Research Interests

Hypoxia-inducible factor (HIF) is a protein that helps cells respond to changes in oxygen levels. It is made up of two parts, HIF-α and HIF-β, and its stability is controlled by enzymes called prolyl hydroxylases (PHDs or HIFP4H). Under normal oxygen conditions, PHDs promote the breakdown of HIF, keeping its activity low. However, when PHDs are inhibited, HIF becomes stable and active, which can help treat conditions like ischemic diseases and oxidative stress-related disorders. Despite the potential, many drugs targeting PHDs have shown side effects, such as liver issues and high blood pressure. To address these challenges, our research focuses on exploring the chemical space of natural products as potential PHD inhibitors. We aim to identify new small-molecule drugs that selectively target PHD isoforms and design their biosynthetic pathways in collaboration with experimental research groups to develop safer and more effective therapies.
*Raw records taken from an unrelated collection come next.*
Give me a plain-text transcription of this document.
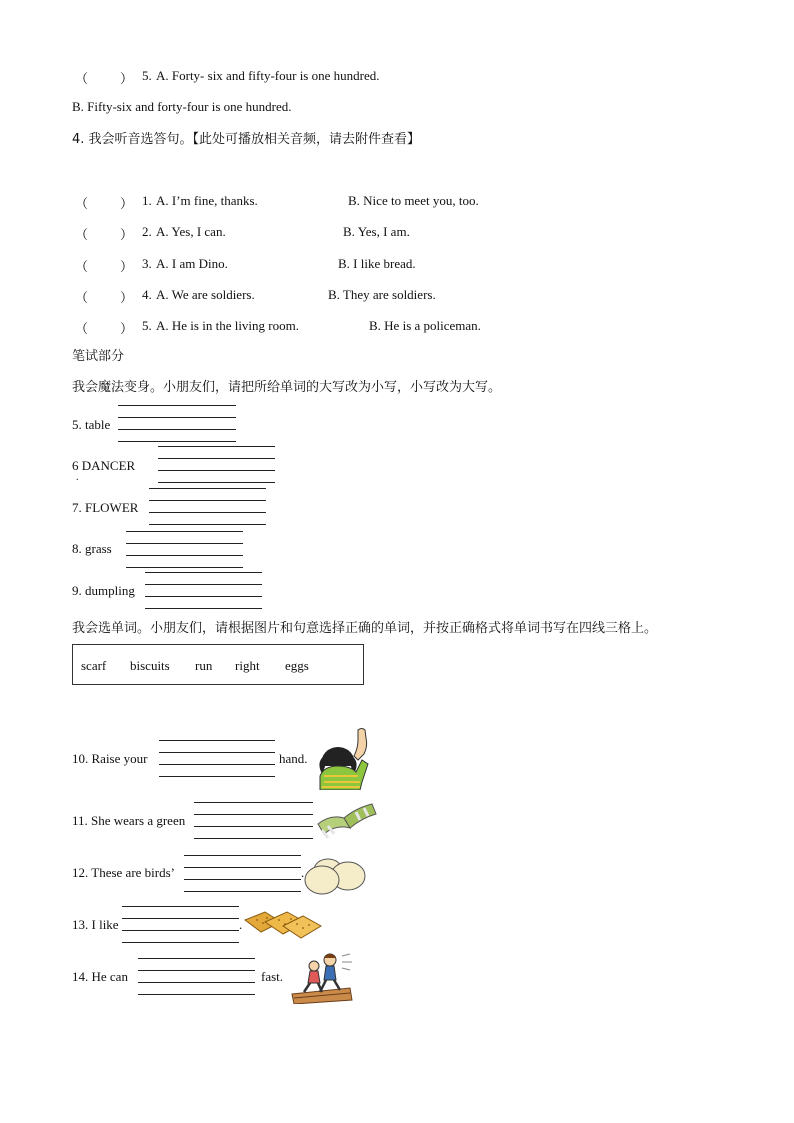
（ ） 5. A. Forty- six and fifty-four is one hundred.
B. Fifty-six and forty-four is one hundred.
4. 我会听音选答句。【此处可播放相关音频，请去附件查看】
（ ） 1. A. I’m fine, thanks.	B. Nice to meet you, too.
（ ） 2. A. Yes, I can.	B. Yes, I am.
（ ） 3. A. I am Dino.	B. I like bread.
（ ） 4. A. We are soldiers.	B. They are soldiers.
（ ） 5. A. He is in the living room.	B. He is a policeman.
笔试部分
我会魔法变身。小朋友们，请把所给单词的大写改为小写，小写改为大写。
5. table
6 DANCER
.
7. FLOWER
8. grass
9. dumpling
我会选单词。小朋友们，请根据图片和句意选择正确的单词，并按正确格式将单词书写在四线三格上。
scarf biscuits run right eggs
10. Raise your	hand.
11. She wears a green
12. These are birds’	.
13. I like	.
14. He can	fast.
Retinol-binding proteins (RBPs) play a critical role in the uptake, transport, and metabolism of dietary retinoids (vitamin A and its derivatives). These proteins are implicated in various diseases and metabolic syndromes, including obesity, cardiovascular diseases, and macular degeneration. Interestingly, recent findings revealed that RBPs also interact with lipids, suggesting their broader role in lipid metabolism and signaling. Despite this, the molecular mechanisms underlying the distinct binding of RBPs to retinoids and non-retinoids remain largely unknown. To address this gap, our research aims to unravel these molecular mechanisms. Building on our findings, we also seek to discover a novel class of RBP antagonists to selectively modulate their activity in disease states.

Understanding complex molecular dynamics often requires navigating free-energy landscapes with multiple metastable states separated by large barriers. These barriers severely limit the timescales accessible to conventional molecular dynamics (MD) simulations, making it difficult to reliably sample rare but functionally important events. Enhanced sampling techniques address this challenge by introducing collective variables (CVs), a bridge between mechanistic insight and mathematical representation. However, identifying good CVs for complex molecular systems remains a major bottleneck, particularly when relying on manual intuition or trial-and-error approaches. To overcome this limitation, we developed gradient descent-based multiclass harmonic linear discriminant analysis (GDHLDA) and Covalent, a supervised machine learning-based protocol for automated CV discovery. These methods combine physical insight with data-driven learning to produce interpretable and discriminative CVs directly from molecular simulation data. Our ongoing research focuses on extending, optimizing, and generalizing these frameworks to improve their accuracy, efficiency, robustness, and applicability across a broad range of chemical and biological systems.